After that, the road narrowed and turned to sand for what seemed like a really long way before we finally spotted the backside of the entrance marker we had spent so much time the previous day trying to put behind us.

It was on the long ride back that we both realized we had maybe bitten off more than we could chew, endurance-wise. I don’t think it was the exercise, per se, but rather doing all of it on a bike seat. There comes a time when your body is just not having any more of sitting on that seat. I made Maryanne promise me no long bike trips the next day.

I was a little annoyed the next morning when Maryanne suggested we ride into town to “get a few bits”. I honestly would have preferred walking, but she won me over by saying we would be back in no time.

Ha! Of course, the first place we went didn’t have what we wanted, so we had to ride all of the way to the other end of town to another store. They didn’t have it either, so we rode around for an hour looking for a hidden third store. None of the businesses in Hao have signs because everybody there already knows where everything is. When we finally found it, we discovered it was closed for a ridiculously long lunch.

Now we had a choice. We were on the opposite side of the village from Begonia, so we could go all the way back home, wait twenty minutes and come all of the way back or… we could see if we could find the other end of the road. If we did, we would be able to say we cycled every single road on Hao. I DO like achieving a goal.

So off we went, butts protesting, in search of the south end of the road. It was actually very nice, way prettier than the ride north. The south side has all sorts of perfect little tropical bungalows, each nestled under a canopy of palm trees and with large patios looking out over the turquoise and emerald waters of the lagoon. As we rode by, everybody stopped what they were doing to give a big wave. Some yelled “Bonjour” or “Ia Orana”.

After we had killed enough time, we returned to the now open store and filled my pack with many heavy things. Maryanne wanted to keep taking little side trips to see just one more thing. That’s because she wasn’t wearing a heavy pack. I managed to persuade her to skip most of them and call it a day.
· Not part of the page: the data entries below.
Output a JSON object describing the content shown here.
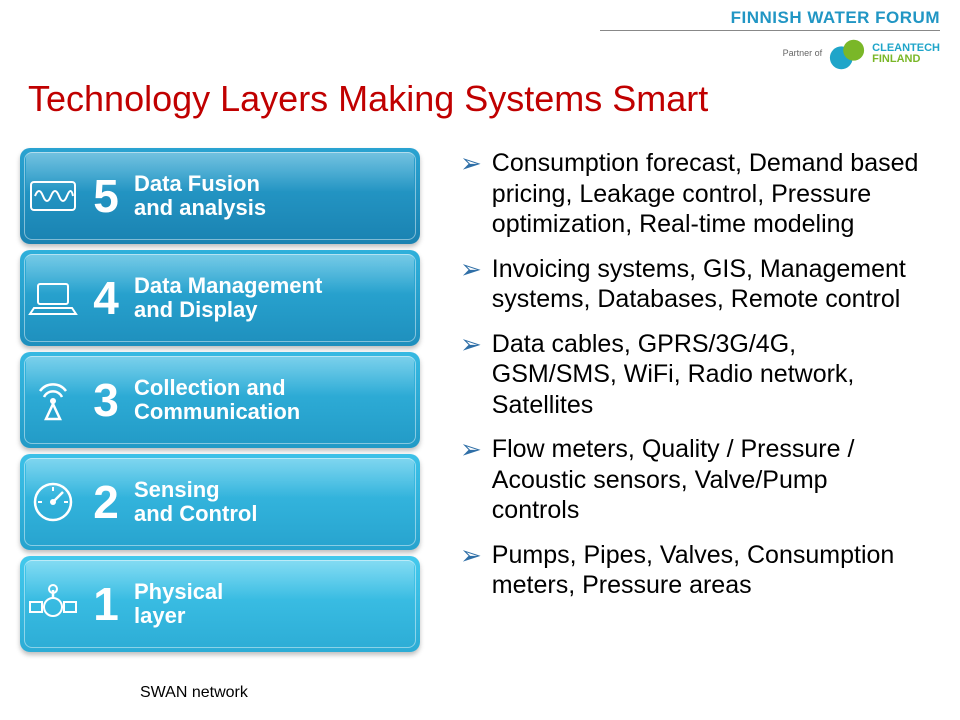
{
  "header": {
    "forum_name": "FINNISH WATER FORUM",
    "partner_of": "Partner of",
    "partner_brand_top": "CLEANTECH",
    "partner_brand_bottom": "FINLAND"
  },
  "title": "Technology Layers Making Systems Smart",
  "layers": [
    {
      "num": "5",
      "label": "Data Fusion\nand analysis",
      "bg_top": "#2aa3d1",
      "bg_bottom": "#1a82b1",
      "icon": "waveform"
    },
    {
      "num": "4",
      "label": "Data Management\nand Display",
      "bg_top": "#2fb0db",
      "bg_bottom": "#1e8fbd",
      "icon": "laptop"
    },
    {
      "num": "3",
      "label": "Collection and\nCommunication",
      "bg_top": "#36b9e2",
      "bg_bottom": "#229ac6",
      "icon": "antenna"
    },
    {
      "num": "2",
      "label": "Sensing\nand Control",
      "bg_top": "#3cc1e8",
      "bg_bottom": "#27a3ce",
      "icon": "gauge"
    },
    {
      "num": "1",
      "label": "Physical\nlayer",
      "bg_top": "#43c9ed",
      "bg_bottom": "#2cacd5",
      "icon": "valve"
    }
  ],
  "bullets": [
    "Consumption forecast, Demand based pricing, Leakage control, Pressure optimization, Real-time modeling",
    "Invoicing systems, GIS, Management systems, Databases, Remote control",
    "Data cables, GPRS/3G/4G, GSM/SMS, WiFi, Radio network, Satellites",
    "Flow meters, Quality / Pressure / Acoustic sensors, Valve/Pump controls",
    "Pumps, Pipes, Valves, Consumption meters, Pressure areas"
  ],
  "source": "SWAN network",
  "colors": {
    "title": "#c00000",
    "forum": "#2196c4",
    "bullet_arrow": "#2f6fa7"
  }
}
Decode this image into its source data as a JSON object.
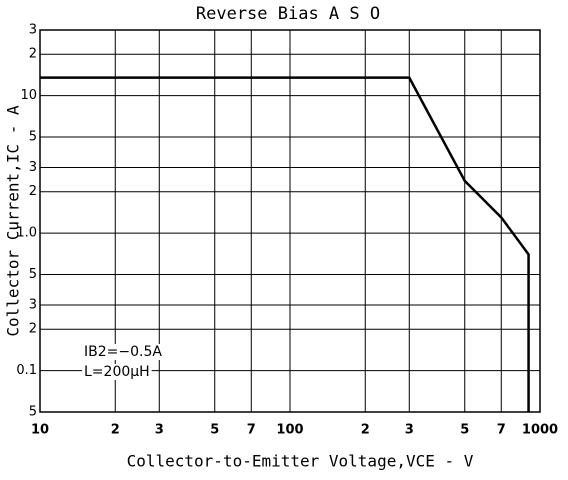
{
  "chart_data": {
    "type": "line",
    "title": "Reverse Bias A S O",
    "x_label": "Collector-to-Emitter Voltage,VCE - V",
    "y_label": "Collector Current,IC - A",
    "annotations": [
      "IB2=−0.5A",
      "L=200μH"
    ],
    "log_x": true,
    "log_y": true,
    "grid": true,
    "xlim": [
      10,
      1000
    ],
    "ylim": [
      0.05,
      30
    ],
    "xticks": [
      10,
      {
        "value": 20,
        "label": "2"
      },
      {
        "value": 30,
        "label": "3"
      },
      {
        "value": 50,
        "label": "5"
      },
      {
        "value": 70,
        "label": "7"
      },
      100,
      {
        "value": 200,
        "label": "2"
      },
      {
        "value": 300,
        "label": "3"
      },
      {
        "value": 500,
        "label": "5"
      },
      {
        "value": 700,
        "label": "7"
      },
      1000
    ],
    "yticks": [
      {
        "value": 0.05,
        "label": "5"
      },
      0.1,
      {
        "value": 0.2,
        "label": "2"
      },
      {
        "value": 0.3,
        "label": "3"
      },
      {
        "value": 0.5,
        "label": "5"
      },
      {
        "value": 1,
        "label": "1.0"
      },
      2,
      3,
      5,
      10,
      {
        "value": 20,
        "label": "2"
      },
      {
        "value": 30,
        "label": "3"
      }
    ],
    "series": [
      {
        "color": "#000000",
        "x": [
          10,
          300,
          500,
          700,
          900,
          900
        ],
        "values": [
          13.5,
          13.5,
          2.4,
          1.3,
          0.7,
          0.05
        ]
      }
    ]
  }
}
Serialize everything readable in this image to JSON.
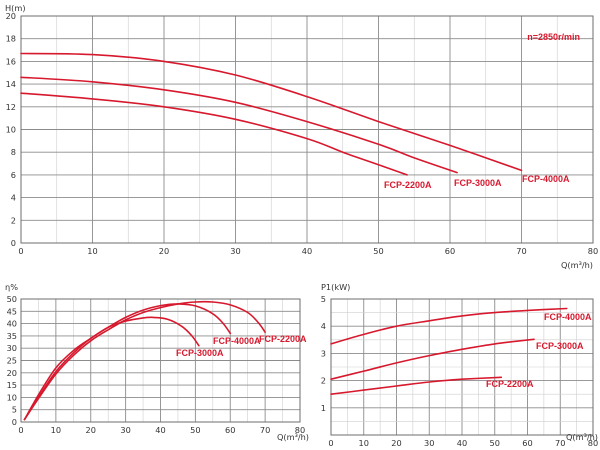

We both really needed to get off the bikes.

In the morning, Maryanne was off the boat within five minutes of waking and riding into town for fresh bread while I started the coffee. She returned with a baguette for each boat in the harbor and two for us. It was still warm from the oven. Fresh baguettes in the morning are just glorious. I just wish the bakeries didn’t sell out by 7:00.

Maryanne then made an off-hand comment about wanting to top up on a few provisions once the other stores opened. I REALLY wanted to look to busy to join her. I really did, but I couldn’t leave her to carry everything home by herself, so it was back on the bike for another tour of the town’s shops. Bicycles are great, but I’m ready to do something else for a while.